Wikipedia:Articles for deletion/"Juiced ball" theory
From Wikipedia, the free encyclopedia
- The following discussion is an archived debate of the proposed deletion of the article below. Please do not modify it. Subsequent comments should be made on the appropriate discussion page (such as the article's talk page or in a deletion review). No further edits should be made to this page.
The result was Snowball keep, and a very obvious one at that; the patroller who tagged this for deletion actually !voted keep in the discussion too. Non-admin closure. Ten Pound Hammer and his otters • (Broken clamshells•Otter chirps) 14:59, 4 January 2008 (UTC)

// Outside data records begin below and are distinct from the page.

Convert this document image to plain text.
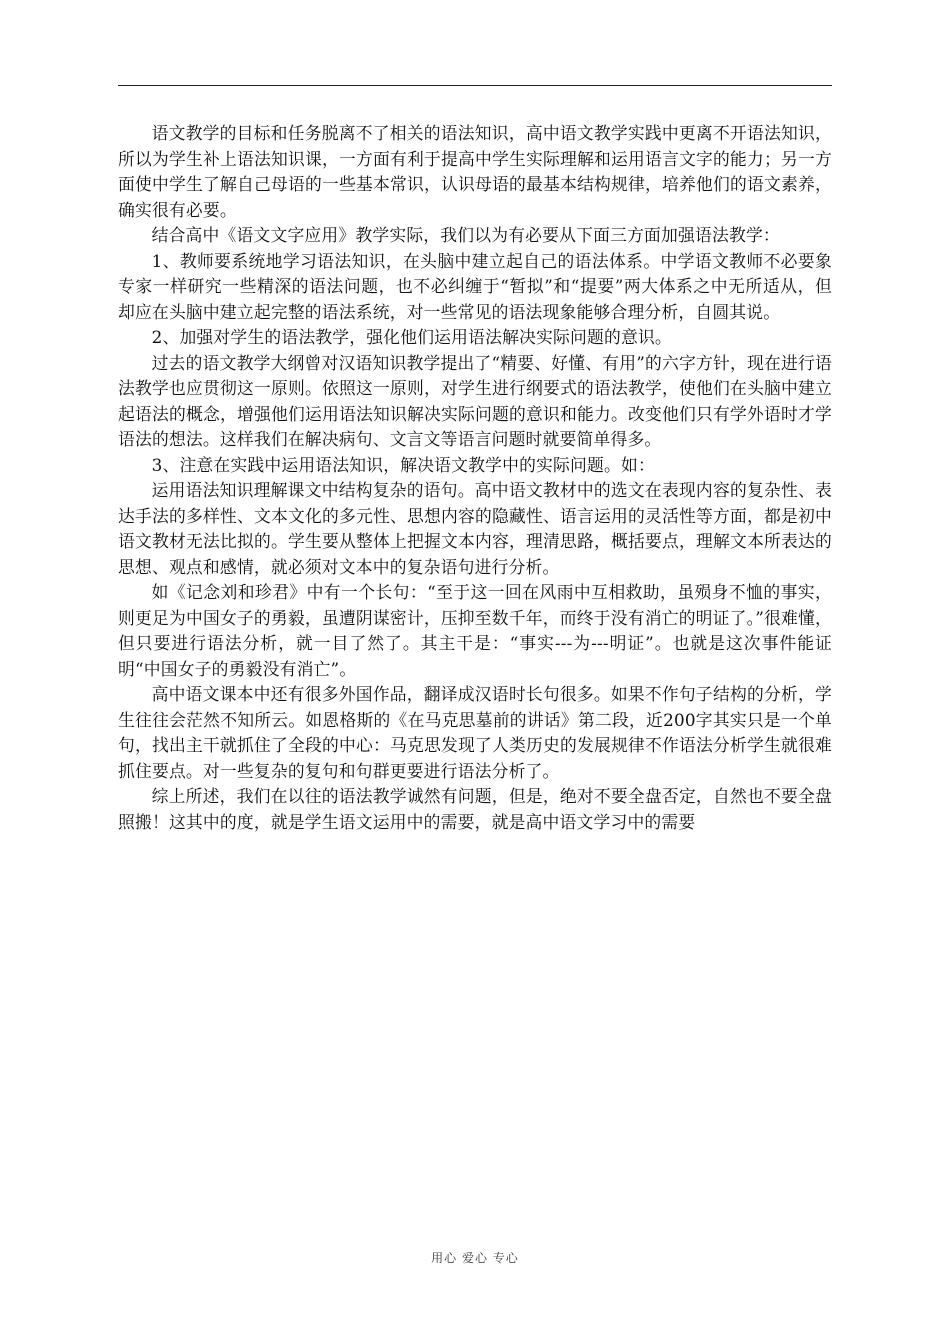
语文教学的目标和任务脱离不了相关的语法知识，高中语文教学实践中更离不开语法知识，所以为学生补上语法知识课，一方面有利于提高中学生实际理解和运用语言文字的能力；另一方面使中学生了解自己母语的一些基本常识，认识母语的最基本结构规律，培养他们的语文素养，确实很有必要。

结合高中《语文文字应用》教学实际，我们以为有必要从下面三方面加强语法教学：

1、教师要系统地学习语法知识，在头脑中建立起自己的语法体系。中学语文教师不必要象专家一样研究一些精深的语法问题，也不必纠缠于“暂拟”和“提要”两大体系之中无所适从，但却应在头脑中建立起完整的语法系统，对一些常见的语法现象能够合理分析，自圆其说。

2、加强对学生的语法教学，强化他们运用语法解决实际问题的意识。

过去的语文教学大纲曾对汉语知识教学提出了“精要、好懂、有用”的六字方针，现在进行语法教学也应贯彻这一原则。依照这一原则，对学生进行纲要式的语法教学，使他们在头脑中建立起语法的概念，增强他们运用语法知识解决实际问题的意识和能力。改变他们只有学外语时才学语法的想法。这样我们在解决病句、文言文等语言问题时就要简单得多。

3、注意在实践中运用语法知识，解决语文教学中的实际问题。如：

运用语法知识理解课文中结构复杂的语句。高中语文教材中的选文在表现内容的复杂性、表达手法的多样性、文本文化的多元性、思想内容的隐藏性、语言运用的灵活性等方面，都是初中语文教材无法比拟的。学生要从整体上把握文本内容，理清思路，概括要点，理解文本所表达的思想、观点和感情，就必须对文本中的复杂语句进行分析。

如《记念刘和珍君》中有一个长句：“至于这一回在风雨中互相救助，虽殒身不恤的事实，则更足为中国女子的勇毅，虽遭阴谋密计，压抑至数千年，而终于没有消亡的明证了。”很难懂，但只要进行语法分析，就一目了然了。其主干是：“事实---为---明证”。也就是这次事件能证明“中国女子的勇毅没有消亡”。

高中语文课本中还有很多外国作品，翻译成汉语时长句很多。如果不作句子结构的分析，学生往往会茫然不知所云。如恩格斯的《在马克思墓前的讲话》第二段，近200字其实只是一个单句，找出主干就抓住了全段的中心：马克思发现了人类历史的发展规律不作语法分析学生就很难抓住要点。对一些复杂的复句和句群更要进行语法分析了。

综上所述，我们在以往的语法教学诚然有问题，但是，绝对不要全盘否定，自然也不要全盘照搬！这其中的度，就是学生语文运用中的需要，就是高中语文学习中的需要

用心 爱心 专心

Note: After this AfD was closed, the page has been moved to Juiced ball theory and the redirect deleted. --Blanchardb-Me•MyEars•MyMouth-timed 02:29, 14 January 2008 (UTC)
[edit] "Juiced ball" theory
Procedural nomination. A newpage patroller tagged this article for deletion. As the sole author so far, my opinion on the matter does not need to be stated. :) This is most definitely a notable topic, and I'd very much like the chance to prove it. Shalom (Hello • Peace) 01:26, 4 January 2008 (UTC)
- Keep I did not notice that the article was under construction, so I tagged it too soon. This is a worthy subject and should not be deleted. DS2434 (talk) 11:15, 4 January 2008 (UTC)
- A {{hangon}} would have worked just fine--I would have declined the speedy myself but I was 30 seconds too late... I read a lot about this many years ago, so the topic has some merit, but I could see that this might be better served as a section in Baseball (ball). — Scientizzle 01:31, 4 January 2008 (UTC)
- Keep Obviously a worthy subject for an article. Ice Cold Beer (talk) 01:32, 4 January 2008 (UTC)
- Keep. Notable theory, and it seems that every major source agrees on the theory's name. However, I have issues about using quotes in the article title, but that's something that can be fixed with a routine page move. But to avoid confusion, I will wait for closure of this AfD before moving the page. --Blanchardb-Me•MyEars•MyMouth-timed 01:53, 4 January 2008 (UTC)
- Keep Plenty of sources to write a lengthy article about this, maybe even longer than Baseball (ball), which would give it undue weight. –Pomte 02:01, 4 January 2008 (UTC)
- Keep. There are over half a dozen reliable sources already cited discussing this theory, and more could be found. *** Crotalus *** 03:14, 4 January 2008 (UTC)
- Keep as above. That'll teach you not to use an {{underconstruction}}!!--12 Noon 2¢ 04:46, 4 January 2008 (UTC)
- Keep Certainly seems notable enough. Maxamegalon2000 06:06, 4 January 2008 (UTC)
- Keep I was leery that there would be enough material to support this, but the ample reliable and verifiable sources are there, the exact term is used, and the Wikipedia:Notability standard is satisfied. Alansohn (talk) 07:04, 4 January 2008 (UTC)
- If kept, move it so the quote marks are not in the article name. Otto4711 (talk) 07:06, 4 January 2008 (UTC)
- Keep - Well sourced, notable subject. matt91486 (talk) 07:22, 4 January 2008 (UTC)
- Keep and next time read the instructions as I'm sure {{hangon}} and a discussion with DS2434 (talk · contribs) would have given you at least some time to add more than one source (and properly format them). I wonder if the wording on something has changed; there seems ot have been a recent spike in editors disputing speedies by escalation to AFD. Anyway, I think tagging an article for speedy that has an actual reference just 15 minutes after creation is nuts, even worrisome. --Dhartung | Talk 07:36, 4 January 2008 (UTC)
- Request Seeing as the speedy tagger (DS2434) has opined as "keep" and the above WP:SNOW, would a passing third party please close this discussion as one big misunderstood "keep". Regards.--12 Noon 2¢ 13:52, 4 January 2008 (UTC)
-
- Done. Ten Pound Hammer and his otters • (Broken clamshells•Otter chirps) 14:59, 4 January 2008 (UTC)
- The above discussion is preserved as an archive of the debate. Please do not modify it. Subsequent comments should be made on the appropriate discussion page (such as the article's talk page or in a deletion review). No further edits should be made to this page.